Conventional wisdom says that the terrorists were beaten back after 9/11 and ultimately lost their bid to disrupt or terrorize the United States. But a recent column in The Economist magazine suggests that the terrorists may have won more than we realize. In addition to the hassle of removing your shoes, coat, gloves, hat, jacket, wallet, keys and belt at the security line at the airport, you also may be losing prosperity.
How? The magazine notes that in 2001, before the attack, 28% of all students who studied abroad did so at American universities. By 2008, that figure had shrunk to 21%. Foreigners and immigrants make up more than half of the scientific researchers in the U.S., and typically 60% of the post-doctoral students doing top-level research are foreign-born. But lately, the ordeal of getting a visa is prompting many of those brainiacs to take their ideas elsewhere. The article also says that organizers of international scientific conferences are increasingly reluctant to hold them in America, because it takes so long for the immigration service to approve short-term visas. An unrelated survey commissioned by the global travel industry found that the entry process into the U.S. was rated the most rude, unpleasant and intrusive.
The article offers one more thing to think about.
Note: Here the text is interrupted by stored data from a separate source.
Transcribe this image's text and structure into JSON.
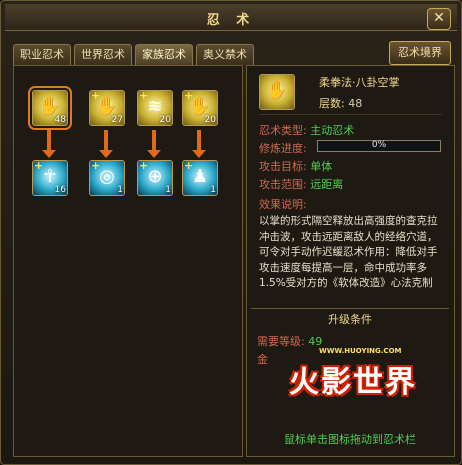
{
  "window": {
    "title": "忍 术",
    "close_label": "✕"
  },
  "tabs": [
    {
      "label": "职业忍术",
      "active": false
    },
    {
      "label": "世界忍术",
      "active": false
    },
    {
      "label": "家族忍术",
      "active": true
    },
    {
      "label": "奥义禁术",
      "active": false
    }
  ],
  "realm_button": "忍术境界",
  "skills_row1": [
    {
      "count": "48",
      "icon": "palm-icon",
      "selected": true
    },
    {
      "count": "27",
      "icon": "palm-strike-icon",
      "selected": false
    },
    {
      "count": "20",
      "icon": "claw-strike-icon",
      "selected": false
    },
    {
      "count": "20",
      "icon": "open-hand-icon",
      "selected": false
    }
  ],
  "skills_row2": [
    {
      "count": "16",
      "icon": "body-meridian-icon"
    },
    {
      "count": "1",
      "icon": "swirl-icon"
    },
    {
      "count": "1",
      "icon": "target-icon"
    },
    {
      "count": "1",
      "icon": "figure-icon"
    }
  ],
  "plus_sign": "+",
  "detail": {
    "name": "柔拳法·八卦空掌",
    "layer_label": "层数:",
    "layer_value": "48",
    "type_label": "忍术类型:",
    "type_value": "主动忍术",
    "progress_label": "修炼进度:",
    "progress_text": "0%",
    "progress_fraction": 0,
    "target_label": "攻击目标:",
    "target_value": "单体",
    "range_label": "攻击范围:",
    "range_value": "远距离",
    "desc_label": "效果说明:",
    "description": "以掌的形式隔空释放出高强度的查克拉冲击波，攻击远距离敌人的经络穴道，可令对手动作迟缓忍术作用：降低对手攻击速度每提高一层，命中成功率多1.5%受对方的《软体改造》心法克制"
  },
  "upgrade": {
    "title": "升级条件",
    "level_label": "需要等级:",
    "level_value": "49",
    "gold_label": "金",
    "logo_url": "WWW.HUOYING.COM",
    "logo_text": "火影世界",
    "hint": "鼠标单击图标拖动到忍术栏"
  }
}
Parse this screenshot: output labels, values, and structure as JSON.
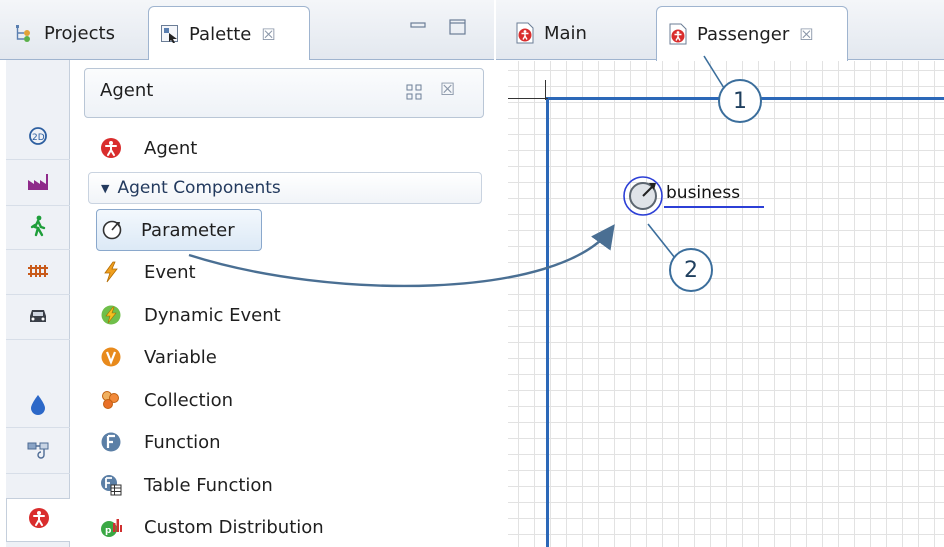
{
  "left_view": {
    "tabs": [
      {
        "label": "Projects",
        "icon": "projects-icon",
        "active": false
      },
      {
        "label": "Palette",
        "icon": "palette-icon",
        "active": true,
        "close": "☒"
      }
    ],
    "minimize_icon": "minimize-icon",
    "maximize_icon": "maximize-icon"
  },
  "palette": {
    "header_title": "Agent",
    "header_close": "☒",
    "categories": [
      "2d-3d-icon",
      "process-modeling-icon",
      "pedestrian-icon",
      "rail-icon",
      "road-traffic-icon",
      "fluid-icon",
      "system-dynamics-icon",
      "agent-icon"
    ],
    "top_item": {
      "label": "Agent",
      "icon": "agent-icon"
    },
    "section": {
      "label": "Agent Components",
      "expanded": true
    },
    "items": [
      {
        "label": "Parameter",
        "icon": "parameter-icon",
        "selected": true
      },
      {
        "label": "Event",
        "icon": "event-icon"
      },
      {
        "label": "Dynamic Event",
        "icon": "dynamic-event-icon"
      },
      {
        "label": "Variable",
        "icon": "variable-icon"
      },
      {
        "label": "Collection",
        "icon": "collection-icon"
      },
      {
        "label": "Function",
        "icon": "function-icon"
      },
      {
        "label": "Table Function",
        "icon": "table-function-icon"
      },
      {
        "label": "Custom Distribution",
        "icon": "custom-distribution-icon"
      }
    ]
  },
  "editor": {
    "tabs": [
      {
        "label": "Main",
        "icon": "agent-type-icon",
        "active": false
      },
      {
        "label": "Passenger",
        "icon": "agent-type-icon",
        "active": true,
        "close": "☒"
      }
    ],
    "canvas": {
      "element": {
        "type": "parameter",
        "name": "business"
      }
    }
  },
  "callouts": [
    "1",
    "2"
  ],
  "colors": {
    "accent": "#2c68b8",
    "callout_border": "#3b6e9c",
    "selection": "#2c3fd6"
  }
}
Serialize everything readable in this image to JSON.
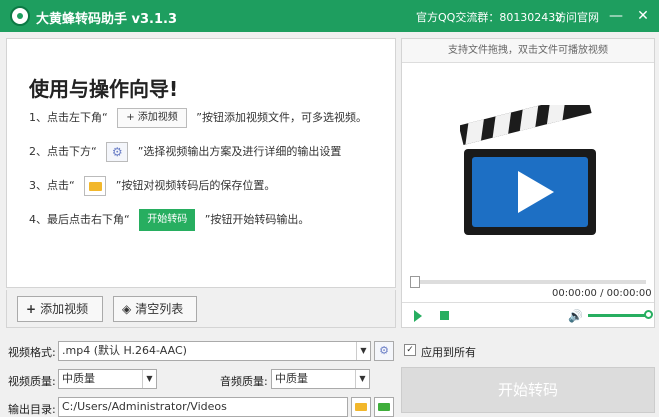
{
  "titlebar": {
    "title": "大黄蜂转码助手 v3.1.3",
    "qq_group": "官方QQ交流群：801302432",
    "site_link": "访问官网",
    "minimize": "—",
    "close": "✕"
  },
  "guide": {
    "title": "使用与操作向导!",
    "step1": {
      "prefix": "1、点击左下角“",
      "button": "+ 添加视频",
      "suffix": "”按钮添加视频文件，可多选视频。"
    },
    "step2": {
      "prefix": "2、点击下方“",
      "suffix": "”选择视频输出方案及进行详细的输出设置"
    },
    "step3": {
      "prefix": "3、点击“",
      "suffix": "”按钮对视频转码后的保存位置。"
    },
    "step4": {
      "prefix": "4、最后点击右下角“",
      "button": "开始转码",
      "suffix": "”按钮开始转码输出。"
    }
  },
  "toolbar": {
    "add_icon": "+",
    "add_label": "添加视频",
    "clear_icon": "◈",
    "clear_label": "清空列表"
  },
  "preview": {
    "hint": "支持文件拖拽，双击文件可播放视频",
    "time": "00:00:00  /  00:00:00",
    "progress": 0,
    "volume_icon": "🔊"
  },
  "settings": {
    "format_label": "视频格式:",
    "format_value": ".mp4 (默认 H.264-AAC)",
    "apply_all_label": "应用到所有",
    "apply_all_checked": "✓",
    "video_quality_label": "视频质量:",
    "video_quality_value": "中质量",
    "audio_quality_label": "音频质量:",
    "audio_quality_value": "中质量",
    "output_label": "输出目录:",
    "output_path": "C:/Users/Administrator/Videos",
    "start_button": "开始转码"
  },
  "colors": {
    "accent": "#1e9e5f",
    "start_disabled": "#dcdcdc",
    "folder": "#f2b72b"
  }
}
A study by researchers at UCLA modeled the economic impact if immigration laws were made more welcoming. This is not likely, it said, because immigration officials live in fear of admitting the next Mohammad Atta, but there is no penalty for excluding the next Einstein. The researchers assumed that Congress would create an immigration policy that would make it possible for some 12 million illegal immigrants already in the country to earn legal status and eventually citizenship–and pay taxes. And, second, they assumed the rigid cap on the number of visas issued to foreign citizens would be replaced by one that takes into account what the American labor market needs.
These two changes, the study estimated, would raise America's gross domestic product by $1.5 trillion over ten years–and that, the article suggests, ought to be counted as the price exacted by the terrorists. It says that the current immigration system, a result of policy changes in the wake of 9/11, is a recipe for stagnation, and poses a serious threat to America's status as the top nation of the world–which may have been the goal of the terrorists all along.